O "bom magistrado" é uma figura familiar na literatura e folclore chinês. As histórias dalguns dos bons magistrados têm vivido através dos séculos, porque contadas e recontadas pelo povo, e também porque os historiadores da escola de Confúcio gostaram sempre de os apresentar como exemplos a seguir.
Dong Xuan, que viveu no primeiro século da nossa era, foi um desses bons magistrados. Na sua época, a dinastia Han do Este (25-220), existia um grande número de poderosas famíliasaristocráticas. Eram tiranos a que os oficiais do governo não se opunham. Uma dessas famílias, os Gongsun Dan, moravam num lugar chamado Beihai (na atual província de Shandong). Certa vez um advinho disse-lhes que, ao construir-se uma nova casa, devia ser morta uma pessoa e oferecida como tributo aos espíritos nocivos, em sacrifício, para evitar que estes, futuramente, provocassem distúrbios na nova morada. O chefe da família ordenou ao seu filho que matasse um transeunte. A ordem foi cumprida e o cadáver foi enterrado nos aliceres da casa.
O ocorrido chegou aos ouvidos de Dong Xuan, oficial da localidade, que mandou capturar e decapitar Gongsun Dan e o seu filho. Naturalmente, a família em questão não viu a decisão do magistrado com bons olhos, e enviou um grupo de homens cercar a sede do escritório de Dong Xuan. Instruídos pelos Dan, estes não paravam de gritar que se corrigisse a "injustiça" da sentença. Dong prendeu-os e mandou executá-los.
O superior de Dong Xuan julgou que o magistrado tinha ido demasiado longe. Sem querer ofender as grandes famílias, deu ordem de prisão contra Dong Xuan. Ali, e sabendo que a sua ação fora adequada, Dong, calmamente, lia e recitava poemas para si próprio, e mesmo a sentença de morte levada contra ele não o incomodou, quando lha comunicaram. Felizmente, o imperador Guang Wu (25-57) soube do caso e interviu a tempo de salvar a vida de Dong Xuan. O imperador declarou, porém, que Dong Xuan devia reconhecer os erros cometidos. Este recusou-se a fazê-lo. Em vez disso levantou-se e contou toda a história. O imperador acabou por compreender que Dong era, na realidade, um oficial de valor e pô-lo em liberdade.

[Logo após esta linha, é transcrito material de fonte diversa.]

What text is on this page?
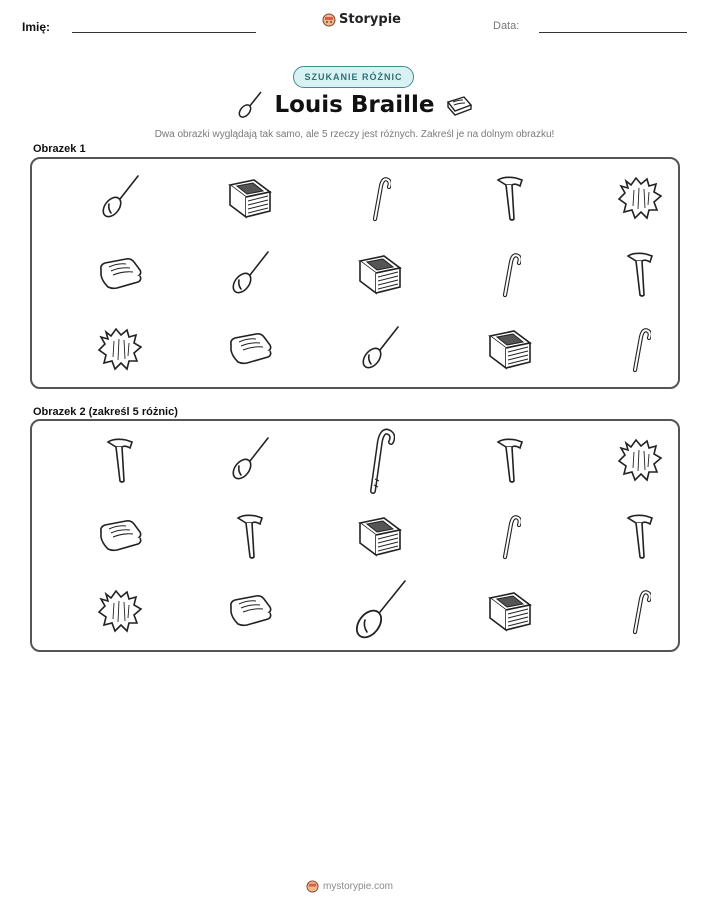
Imię:	Storypie	Data:
SZUKANIE RÓŻNIC
Louis Braille
Dwa obrazki wyglądają tak samo, ale 5 rzeczy jest różnych. Zakreśl je na dolnym obrazku!
Obrazek 1
Obrazek 2 (zakreśl 5 różnic)
mystorypie.com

Pouco depois, Dong foi nomeado magistrado de Luoyang, a capital. Tendo sido salvo pelo imperador, manteria ele a sua conduta imparcial e incorruptível? O seu comportamento ulterior demontrou que sim. ouviu dizer que um servidor da irmã mais velha do imperador, a princesa Hu Yang, tinha assassinado, em plena luz do dia, uma pessoa, mas não tinha sido devidamente castigado. Ordenou ao seu pessoal que estudasse os movimentos do criminoso e o capturasse quando a oportunidade se apresentasse. Um dia, o assassino foi visto, na rua, com a princesa Hu Yang. Pensava, sem dúvida, que, enquanto ao lado dela, estava seguro.
Dong Xuan tinha já previsto isso e aguardava-o, com os seus homens. Quando a carruagem da princesa se aproximou, Dong Xuan avançou alguns passos e deteve-a. Enumerou os detalhes do crime e mencionou o fato de que o mordomo era um verdadeiro assassino sob a proteção da princesa. Censurou-a por ter tolerado e protegido incorretamente o seu servidor, e depois, fez executar ali mesmo o assassino.
A princesa regressou ao palácio, banhada em lágrimas, e informou o irmão, o imperador, de que fora publicamente humilhada. Em cólera, o imperador mandou chicotear Dong Xuan até à morte.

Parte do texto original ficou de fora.